5.       Review performance of senior management with the CEO as appropriate, and provide advice to the CEO regarding performance, retention, and termination issues when necessary.

6.       Lead discussions with all independent directors, on a regular basis, regarding performance of the CEO and other senior executives.

Compensation

1.       Annually review and approve corporate goals and objectives relevant to CEO compensation, evaluate the CEO's performance relative to those goals and objectives, and recommend to the Board the CEO's compensation levels based on this evaluation, including cash bonuses and awards under long term incentive plans.

2.       Annually review and make recommendations to the Board with respect to the compensation of all corporate officers (elected by the Board) including awards, pursuant to incentive compensation plans and equity-based plans. Also annually review compensation plans that apply to non-elected officers who report to corporate officers.

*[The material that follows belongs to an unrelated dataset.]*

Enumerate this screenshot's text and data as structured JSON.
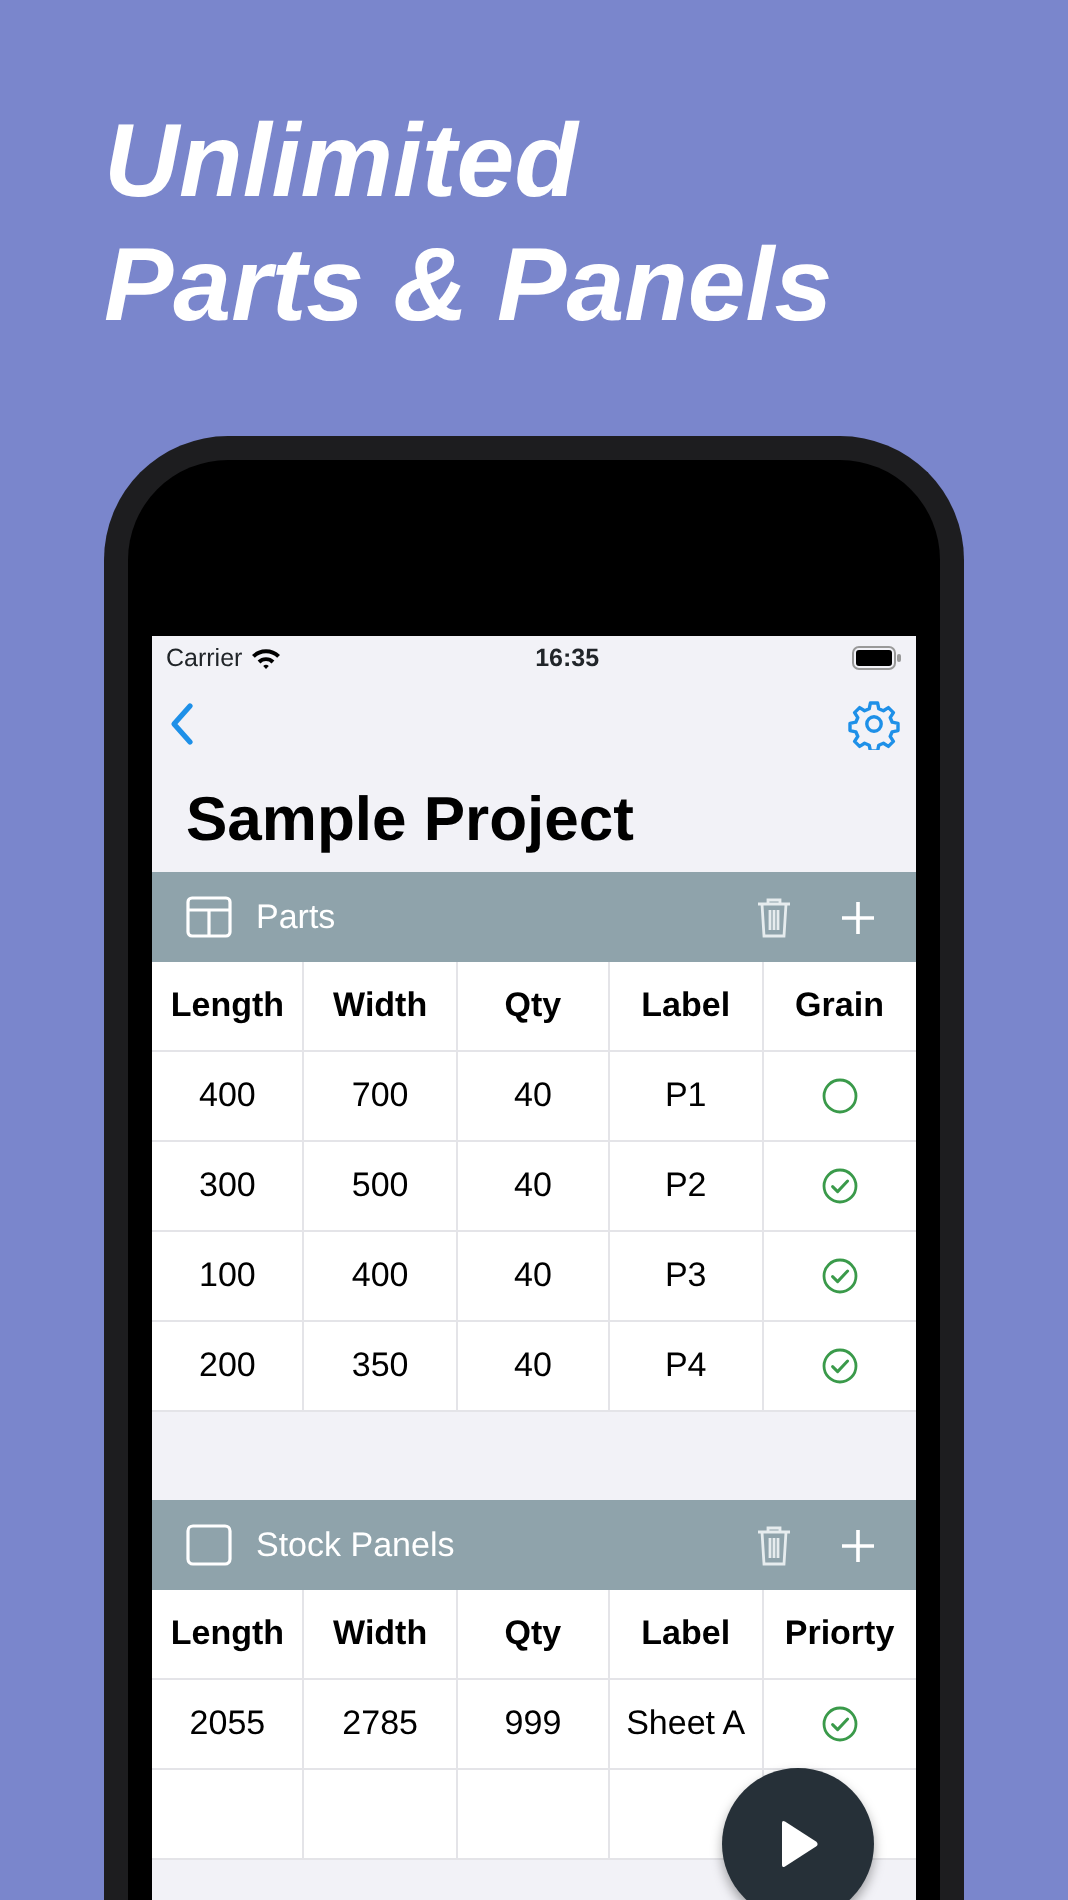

3.       Annually review and approve, for the CEO and the corporate officers, annual base salary, annual incentive opportunity, long-term incentive opportunity, employment and severance arrangements, change in control arrangements and provisions, and any special or supplemental benefits, in each case when and as appropriate. Review and approve any officer severance agreement outside of normal practice.

4.       Annually review and make recommendations to the Board with respect to the compensation of all non-management directors, including the Chairman (if different from the CEO and not a member of management), including cash compensation, per-meeting fees, expense reimbursement policies, and awards pursuant to incentive and equity-based compensation plans. A majority of the Board's independent directors must approve the recommendation. It is the company's policy that directors not be paid consulting or similar fees by the Company, and any exception to this policy would require the approval of the Committee.

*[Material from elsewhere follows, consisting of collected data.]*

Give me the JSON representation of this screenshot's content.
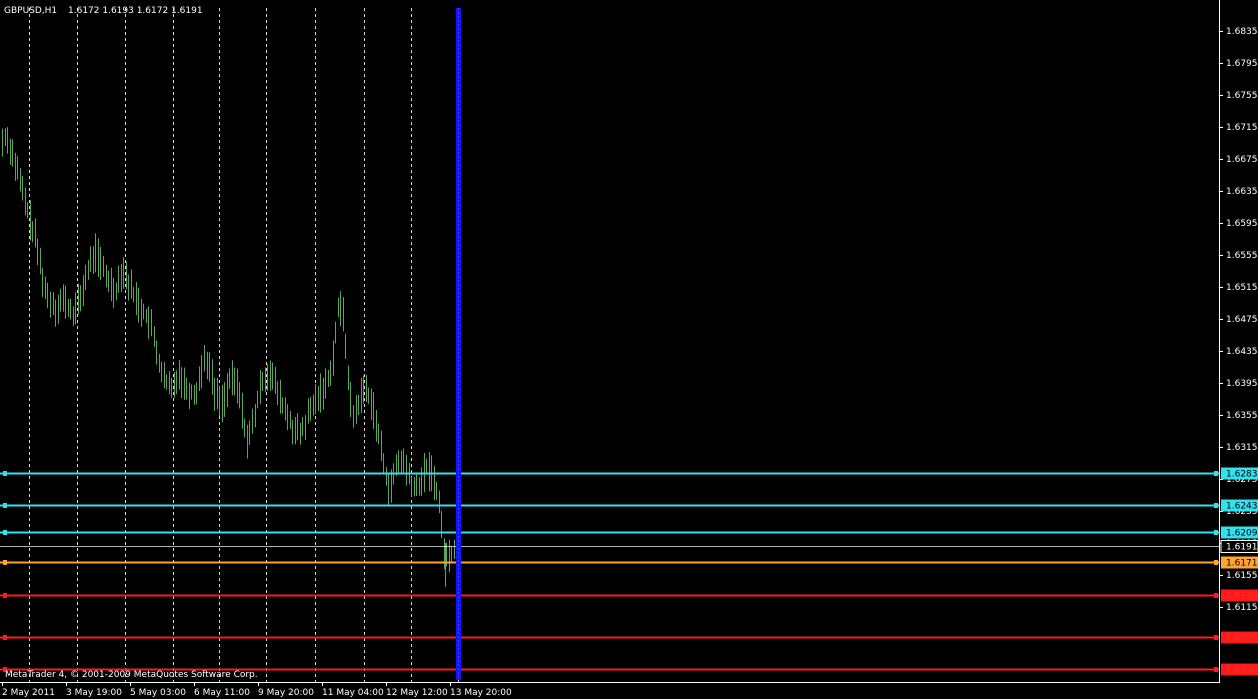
{
  "header": {
    "symbol": "GBPUSD,H1",
    "ohlc": "1.6172 1.6193 1.6172 1.6191"
  },
  "footer": {
    "copyright": "MetaTrader 4, © 2001-2009 MetaQuotes Software Corp."
  },
  "colors": {
    "background": "#000000",
    "bars": "#5aa65a",
    "grid_separator": "#ffffff",
    "resistance": "#33e0ee",
    "current_price": "#ffffff",
    "bid": "#ffa333",
    "support": "#ff1a1a",
    "period_marker": "#1414ff",
    "axis": "#ffffff"
  },
  "chart_data": {
    "type": "candlestick",
    "title": "GBPUSD,H1",
    "ylim": [
      1.6025,
      1.6855
    ],
    "y_ticks": [
      "1.6835",
      "1.6795",
      "1.6755",
      "1.6715",
      "1.6675",
      "1.6635",
      "1.6595",
      "1.6555",
      "1.6515",
      "1.6475",
      "1.6435",
      "1.6395",
      "1.6355",
      "1.6315",
      "1.6275",
      "1.6235",
      "1.6195",
      "1.6155",
      "1.6115"
    ],
    "x_tick_labels": [
      "2 May 2011",
      "3 May 19:00",
      "5 May 03:00",
      "6 May 11:00",
      "9 May 20:00",
      "11 May 04:00",
      "12 May 12:00",
      "13 May 20:00"
    ],
    "period_separators": 11,
    "bar_count": 180,
    "price_path_anchors": [
      [
        0,
        1.669
      ],
      [
        5,
        1.6705
      ],
      [
        10,
        1.669
      ],
      [
        18,
        1.6655
      ],
      [
        25,
        1.662
      ],
      [
        35,
        1.6575
      ],
      [
        46,
        1.6505
      ],
      [
        55,
        1.649
      ],
      [
        63,
        1.65
      ],
      [
        72,
        1.648
      ],
      [
        80,
        1.65
      ],
      [
        86,
        1.653
      ],
      [
        95,
        1.656
      ],
      [
        105,
        1.653
      ],
      [
        115,
        1.651
      ],
      [
        122,
        1.654
      ],
      [
        130,
        1.6515
      ],
      [
        140,
        1.649
      ],
      [
        150,
        1.647
      ],
      [
        155,
        1.644
      ],
      [
        163,
        1.64
      ],
      [
        172,
        1.6385
      ],
      [
        178,
        1.641
      ],
      [
        185,
        1.639
      ],
      [
        195,
        1.638
      ],
      [
        205,
        1.643
      ],
      [
        210,
        1.641
      ],
      [
        215,
        1.638
      ],
      [
        222,
        1.637
      ],
      [
        230,
        1.64
      ],
      [
        238,
        1.639
      ],
      [
        243,
        1.635
      ],
      [
        248,
        1.632
      ],
      [
        255,
        1.636
      ],
      [
        262,
        1.64
      ],
      [
        270,
        1.641
      ],
      [
        278,
        1.638
      ],
      [
        285,
        1.636
      ],
      [
        292,
        1.634
      ],
      [
        300,
        1.633
      ],
      [
        310,
        1.636
      ],
      [
        318,
        1.638
      ],
      [
        325,
        1.639
      ],
      [
        332,
        1.642
      ],
      [
        338,
        1.649
      ],
      [
        343,
        1.648
      ],
      [
        347,
        1.642
      ],
      [
        352,
        1.635
      ],
      [
        358,
        1.637
      ],
      [
        364,
        1.639
      ],
      [
        372,
        1.637
      ],
      [
        378,
        1.633
      ],
      [
        384,
        1.629
      ],
      [
        390,
        1.626
      ],
      [
        396,
        1.629
      ],
      [
        402,
        1.63
      ],
      [
        408,
        1.628
      ],
      [
        414,
        1.626
      ],
      [
        420,
        1.627
      ],
      [
        426,
        1.629
      ],
      [
        432,
        1.628
      ],
      [
        437,
        1.626
      ],
      [
        441,
        1.622
      ],
      [
        445,
        1.6175
      ],
      [
        450,
        1.618
      ],
      [
        455,
        1.6191
      ]
    ],
    "horizontal_levels": [
      {
        "label": "1.6283",
        "value": 1.6283,
        "kind": "resistance"
      },
      {
        "label": "1.6243",
        "value": 1.6243,
        "kind": "resistance"
      },
      {
        "label": "1.6209",
        "value": 1.6209,
        "kind": "resistance"
      },
      {
        "label": "1.6191",
        "value": 1.6191,
        "kind": "current_price"
      },
      {
        "label": "1.6171",
        "value": 1.6171,
        "kind": "bid"
      },
      {
        "label": "1.6130",
        "value": 1.613,
        "kind": "support"
      },
      {
        "label": "1.6077",
        "value": 1.6077,
        "kind": "support"
      },
      {
        "label": "1.6038",
        "value": 1.6038,
        "kind": "support"
      }
    ]
  }
}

5.       Review and recommend to the Board approval of other management participants in stock-based compensation programs and the awards.

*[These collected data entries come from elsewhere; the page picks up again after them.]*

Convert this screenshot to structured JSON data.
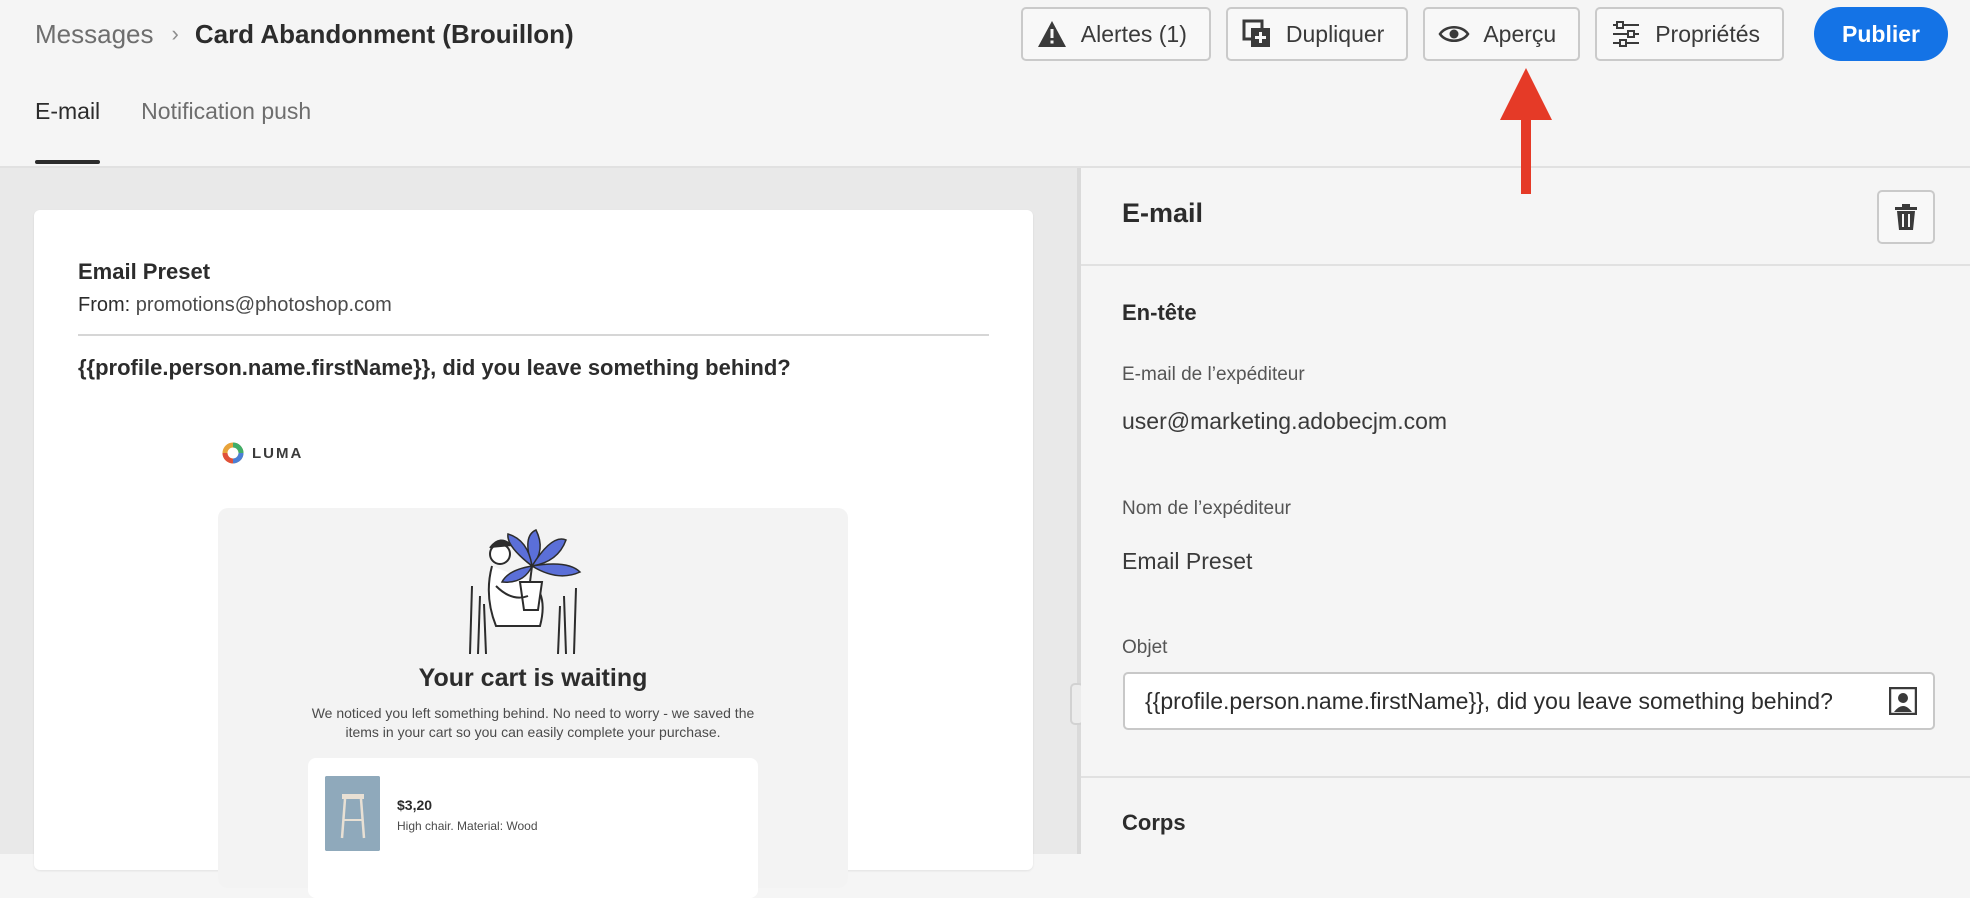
{
  "header": {
    "breadcrumb_parent": "Messages",
    "breadcrumb_separator": "›",
    "breadcrumb_current": "Card Abandonment (Brouillon)",
    "actions": {
      "alerts": "Alertes (1)",
      "duplicate": "Dupliquer",
      "preview": "Aperçu",
      "properties": "Propriétés",
      "publish": "Publier"
    },
    "tabs": [
      {
        "label": "E-mail",
        "active": true
      },
      {
        "label": "Notification push",
        "active": false
      }
    ]
  },
  "preview": {
    "sender_name": "Email Preset",
    "from_label": "From:",
    "from_email": "promotions@photoshop.com",
    "subject": "{{profile.person.name.firstName}}, did you leave something behind?",
    "brand": "LUMA",
    "body_title": "Your cart is waiting",
    "body_text": "We noticed you left something behind. No need to worry - we saved the items in your cart so you can easily complete your purchase.",
    "product_price": "$3,20",
    "product_desc": "High chair. Material: Wood"
  },
  "panel": {
    "title": "E-mail",
    "header_section": "En-tête",
    "sender_email_label": "E-mail de l’expéditeur",
    "sender_email_value": "user@marketing.adobecjm.com",
    "sender_name_label": "Nom de l’expéditeur",
    "sender_name_value": "Email Preset",
    "subject_label": "Objet",
    "subject_value": "{{profile.person.name.firstName}}, did you leave something behind?",
    "body_section": "Corps"
  },
  "colors": {
    "accent": "#1473e6",
    "annotation_arrow": "#e53a27",
    "illustration_leaf": "#5b6fd8"
  }
}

Stock-Based Compensation Plans

1.       Recommend the terms of, and any amendments to, any stock option program adopted by the Board and stockholders, including the number of shares reserved for issuance under the plan.

2.       Establish any other form of stock-based compensation program permitted by the management incentive plan then in effect, such as restricted stock grants and stock appreciation rights.

3.       Recommend to the Board stock-ownership guidelines for officers and directors and monitor compliance with the guidelines.

Other Benefit Programs

1.       Recommend to the Board the terms of the Employee Retirement Benefit Restoration Plan and the Executive Severance Benefit Plan. Administer and select participants for these plans.

2.       Periodically review the Company's other major benefit plans offered to all employees, such as medical coverage and retirement plans.

General

1.       Make regular reports to the Board.

2.       Attempt to ensure that Company compensation policies comply with section 162(m) of the Internal Review Code, permitting deductibility of compensation to any individual in excess of $1,000,000.

3.       As a matter of policy, the Company does not loan money to officers or directors.

4.       As a matter of policy, the Company does not grant employment contracts except where required by local business practice or labor law.

5.       Annually review and reassess the adequacy of this Charter and recommend any proposed changes to the Board for approval.

6.       Annually review, edit, and approve the "Report of the Compensation Committee" for the Proxy Statement.

7.       Review the Company's Human Resources policies and practices and monitor performance of the Company's Human Resources Department. As part of this review, the Committee will periodically assess the Company's progress in obtaining and retaining a diverse workforce.

8.       Recommend to the Board the appointment of the Andrew Profit Sharing Trust Committee and any other benefit-plan trustees required to be appointed by the Board.

9.       Periodically review hiring and termination policies, procedures, and practices to ensure compliance with all legal and regulatory requirements of state and U.S. Government.